Green Valley Master Town Planning

Subject:
Consulting
Project Number:
0670
Date:
1976
Client:
American Nevada Corporation
Location:
Henderson, Nevada
Project Name:
Green Valley Master Town Planning

Green Valley, unlike our Aliamanu Valley Community work, was a “new town”. Young Mark Fine, our client, contacted me about the possibilities of our being the designer for the team master planning a 8,400 acre site in Henderson, a suburb of Las Vegas, Nevada. The master plan was to provide housing for 100,000 people and constructed over a 20 year period.

The ideas of England’s Garden community movement and Clarence Stein and Henry Wright’s planned communities in the 20s and 30s, regained popularity in the 70s. many new communities or towns were attempted. Only a few succeeded. Green Valley was one. Such developments take substantial front-end investment, deep pockets and staying power. Fine’s assets were staying power and an ability to conceive financial approaches that made site by site development possible.

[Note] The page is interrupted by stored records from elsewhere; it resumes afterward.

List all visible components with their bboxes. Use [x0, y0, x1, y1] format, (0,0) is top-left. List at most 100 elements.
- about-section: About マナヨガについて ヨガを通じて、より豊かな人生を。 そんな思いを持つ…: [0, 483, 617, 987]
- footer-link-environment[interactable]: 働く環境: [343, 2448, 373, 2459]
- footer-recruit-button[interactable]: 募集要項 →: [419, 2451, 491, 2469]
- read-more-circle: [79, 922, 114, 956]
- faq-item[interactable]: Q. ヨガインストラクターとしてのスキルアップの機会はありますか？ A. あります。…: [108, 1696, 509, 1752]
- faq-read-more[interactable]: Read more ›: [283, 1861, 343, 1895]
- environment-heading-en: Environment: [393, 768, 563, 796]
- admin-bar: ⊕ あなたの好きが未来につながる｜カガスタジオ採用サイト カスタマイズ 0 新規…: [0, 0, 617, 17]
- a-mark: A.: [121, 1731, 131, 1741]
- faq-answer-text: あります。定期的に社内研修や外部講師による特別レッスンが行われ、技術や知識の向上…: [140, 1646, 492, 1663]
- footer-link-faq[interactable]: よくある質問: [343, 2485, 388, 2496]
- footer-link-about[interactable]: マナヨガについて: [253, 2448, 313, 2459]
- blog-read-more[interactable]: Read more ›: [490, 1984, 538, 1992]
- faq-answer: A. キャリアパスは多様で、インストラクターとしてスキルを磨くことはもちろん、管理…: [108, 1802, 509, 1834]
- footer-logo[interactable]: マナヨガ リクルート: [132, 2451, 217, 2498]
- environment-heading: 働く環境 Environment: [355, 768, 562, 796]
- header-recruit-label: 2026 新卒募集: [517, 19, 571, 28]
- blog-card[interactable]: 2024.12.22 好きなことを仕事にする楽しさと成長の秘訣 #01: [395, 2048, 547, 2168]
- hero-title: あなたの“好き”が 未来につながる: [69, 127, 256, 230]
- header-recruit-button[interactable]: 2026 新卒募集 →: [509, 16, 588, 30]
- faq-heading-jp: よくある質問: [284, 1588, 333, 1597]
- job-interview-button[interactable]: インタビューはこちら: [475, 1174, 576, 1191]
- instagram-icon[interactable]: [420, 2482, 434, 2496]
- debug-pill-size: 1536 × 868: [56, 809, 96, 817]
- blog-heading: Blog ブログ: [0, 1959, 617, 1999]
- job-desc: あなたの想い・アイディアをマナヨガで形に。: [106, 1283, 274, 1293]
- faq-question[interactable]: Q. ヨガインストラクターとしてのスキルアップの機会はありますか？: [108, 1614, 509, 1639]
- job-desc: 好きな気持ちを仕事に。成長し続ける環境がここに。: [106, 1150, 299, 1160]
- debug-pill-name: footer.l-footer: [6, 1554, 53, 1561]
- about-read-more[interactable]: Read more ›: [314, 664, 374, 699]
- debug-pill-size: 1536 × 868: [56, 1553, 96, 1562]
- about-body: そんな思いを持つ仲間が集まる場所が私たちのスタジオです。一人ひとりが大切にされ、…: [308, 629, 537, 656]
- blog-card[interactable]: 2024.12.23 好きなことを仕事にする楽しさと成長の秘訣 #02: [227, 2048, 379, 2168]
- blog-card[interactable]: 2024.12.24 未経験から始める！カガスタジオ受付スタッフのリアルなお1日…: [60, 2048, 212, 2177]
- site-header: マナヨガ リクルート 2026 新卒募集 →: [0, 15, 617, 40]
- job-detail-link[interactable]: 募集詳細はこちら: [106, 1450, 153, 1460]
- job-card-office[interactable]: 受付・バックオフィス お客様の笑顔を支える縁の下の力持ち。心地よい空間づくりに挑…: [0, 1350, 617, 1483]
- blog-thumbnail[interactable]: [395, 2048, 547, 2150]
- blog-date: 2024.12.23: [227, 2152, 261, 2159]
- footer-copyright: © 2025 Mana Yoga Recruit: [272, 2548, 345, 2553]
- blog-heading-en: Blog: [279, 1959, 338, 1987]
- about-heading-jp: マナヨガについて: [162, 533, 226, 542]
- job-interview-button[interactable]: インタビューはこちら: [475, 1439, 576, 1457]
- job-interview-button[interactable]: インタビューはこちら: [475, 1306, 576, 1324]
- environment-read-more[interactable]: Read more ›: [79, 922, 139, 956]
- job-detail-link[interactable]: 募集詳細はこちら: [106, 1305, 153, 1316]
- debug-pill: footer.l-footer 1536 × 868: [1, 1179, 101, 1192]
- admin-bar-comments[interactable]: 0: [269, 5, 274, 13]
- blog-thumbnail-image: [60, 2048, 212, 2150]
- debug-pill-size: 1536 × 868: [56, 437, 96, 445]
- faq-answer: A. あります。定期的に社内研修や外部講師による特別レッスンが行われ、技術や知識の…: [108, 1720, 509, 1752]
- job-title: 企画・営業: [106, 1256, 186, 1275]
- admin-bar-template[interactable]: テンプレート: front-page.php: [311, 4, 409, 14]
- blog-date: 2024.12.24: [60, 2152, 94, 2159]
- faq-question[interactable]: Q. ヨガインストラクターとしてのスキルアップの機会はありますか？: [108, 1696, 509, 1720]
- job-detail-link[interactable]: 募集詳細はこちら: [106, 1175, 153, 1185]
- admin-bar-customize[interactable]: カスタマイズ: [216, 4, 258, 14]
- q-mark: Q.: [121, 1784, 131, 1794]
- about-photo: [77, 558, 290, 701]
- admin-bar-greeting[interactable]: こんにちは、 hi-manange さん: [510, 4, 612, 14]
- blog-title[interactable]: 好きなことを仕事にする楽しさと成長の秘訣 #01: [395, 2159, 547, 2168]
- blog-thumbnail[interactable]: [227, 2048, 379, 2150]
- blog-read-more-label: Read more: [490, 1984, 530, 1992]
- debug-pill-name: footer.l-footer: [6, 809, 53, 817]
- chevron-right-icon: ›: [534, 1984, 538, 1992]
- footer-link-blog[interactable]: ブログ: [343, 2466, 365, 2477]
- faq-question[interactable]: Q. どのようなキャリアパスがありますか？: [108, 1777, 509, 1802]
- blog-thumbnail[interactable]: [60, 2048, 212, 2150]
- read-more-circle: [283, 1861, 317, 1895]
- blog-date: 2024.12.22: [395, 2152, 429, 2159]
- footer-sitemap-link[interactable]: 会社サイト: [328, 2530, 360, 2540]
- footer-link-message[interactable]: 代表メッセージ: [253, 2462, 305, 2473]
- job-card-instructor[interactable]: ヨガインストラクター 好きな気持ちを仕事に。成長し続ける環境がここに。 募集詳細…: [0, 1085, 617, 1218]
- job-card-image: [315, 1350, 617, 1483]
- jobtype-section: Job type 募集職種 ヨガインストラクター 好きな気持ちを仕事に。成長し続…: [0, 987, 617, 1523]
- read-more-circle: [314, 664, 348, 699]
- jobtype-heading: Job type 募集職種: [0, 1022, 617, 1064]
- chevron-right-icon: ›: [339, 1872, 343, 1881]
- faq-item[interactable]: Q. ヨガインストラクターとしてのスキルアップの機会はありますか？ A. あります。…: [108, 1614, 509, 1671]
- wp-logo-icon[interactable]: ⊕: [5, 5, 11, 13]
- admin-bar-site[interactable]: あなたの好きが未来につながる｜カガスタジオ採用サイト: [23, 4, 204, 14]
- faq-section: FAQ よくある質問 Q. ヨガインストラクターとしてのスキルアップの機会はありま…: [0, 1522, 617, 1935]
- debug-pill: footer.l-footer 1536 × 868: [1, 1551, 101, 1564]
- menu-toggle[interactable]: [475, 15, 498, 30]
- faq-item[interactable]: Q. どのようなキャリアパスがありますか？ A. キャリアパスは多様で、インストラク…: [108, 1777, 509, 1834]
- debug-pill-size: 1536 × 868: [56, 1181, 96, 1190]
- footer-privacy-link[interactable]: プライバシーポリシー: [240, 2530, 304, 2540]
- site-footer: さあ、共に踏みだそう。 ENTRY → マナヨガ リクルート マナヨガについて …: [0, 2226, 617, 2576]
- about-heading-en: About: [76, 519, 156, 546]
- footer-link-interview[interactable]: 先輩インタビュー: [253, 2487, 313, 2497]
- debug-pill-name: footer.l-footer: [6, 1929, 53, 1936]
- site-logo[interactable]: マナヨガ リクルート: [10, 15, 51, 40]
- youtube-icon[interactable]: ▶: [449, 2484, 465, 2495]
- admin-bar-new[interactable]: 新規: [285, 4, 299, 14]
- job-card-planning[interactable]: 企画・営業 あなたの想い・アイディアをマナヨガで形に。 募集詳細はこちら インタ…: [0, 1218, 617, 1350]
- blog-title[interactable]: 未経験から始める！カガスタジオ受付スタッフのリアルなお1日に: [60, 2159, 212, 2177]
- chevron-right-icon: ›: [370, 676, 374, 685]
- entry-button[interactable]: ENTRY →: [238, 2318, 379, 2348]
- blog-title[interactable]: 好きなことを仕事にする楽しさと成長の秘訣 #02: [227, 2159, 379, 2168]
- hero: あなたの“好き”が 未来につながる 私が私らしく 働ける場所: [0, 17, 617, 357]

Previously employed by a New York financial firm, Mark Fine married Susan Greenspun whose father Hank Greenspun owned the Las Vegas Sun Times, other media (TV and radio) and real estate. Young Mark Fine moved to Las Vegas and accepted the responsibility of developing the land. But how and where the money came from had to be his concern. This particular area, even though surrounded by desert, was a favorite for Las Vegas families interested in equestrian and golfing activities.

Fine understood the people and their families that worked in the gambling casinos and downtown. His view was not that voiced in Venturi’s book “Learning from Las Vegas”, but how to build a normal community with traditional American family values, separate and distinct from the neon artificiality and gambling of the “strip”.

Our meeting began a fifteen year on and off working relationship. Though other professionals were involved, he credited us with the original planning concepts. Our ideas of how to build naturally with the desert environment always seemed to him too expensive. For example, we had pointed out that in the Nevada desert climate flash flooding was a common occurrence. This meant costly measures to control the on-rushing flow of rain water, draining it from the roads and home sites and providing landscaped open areas that could also serve as culverts that would carry the flood waters through the site to a stream bed. Ultimately, he understood that these ideas were necessary costs and he would apply them in subsequent sub-divisions. We would then be back in favor until our ideas again were considered too visionary and costly. By 1980, over 1000 acres housing over 8000 people had been developed. Many types of sub-divisions, some PUDs, were built.

  • “Project Reference File: Green Valley.” The Urban Land Institute July-September 1981.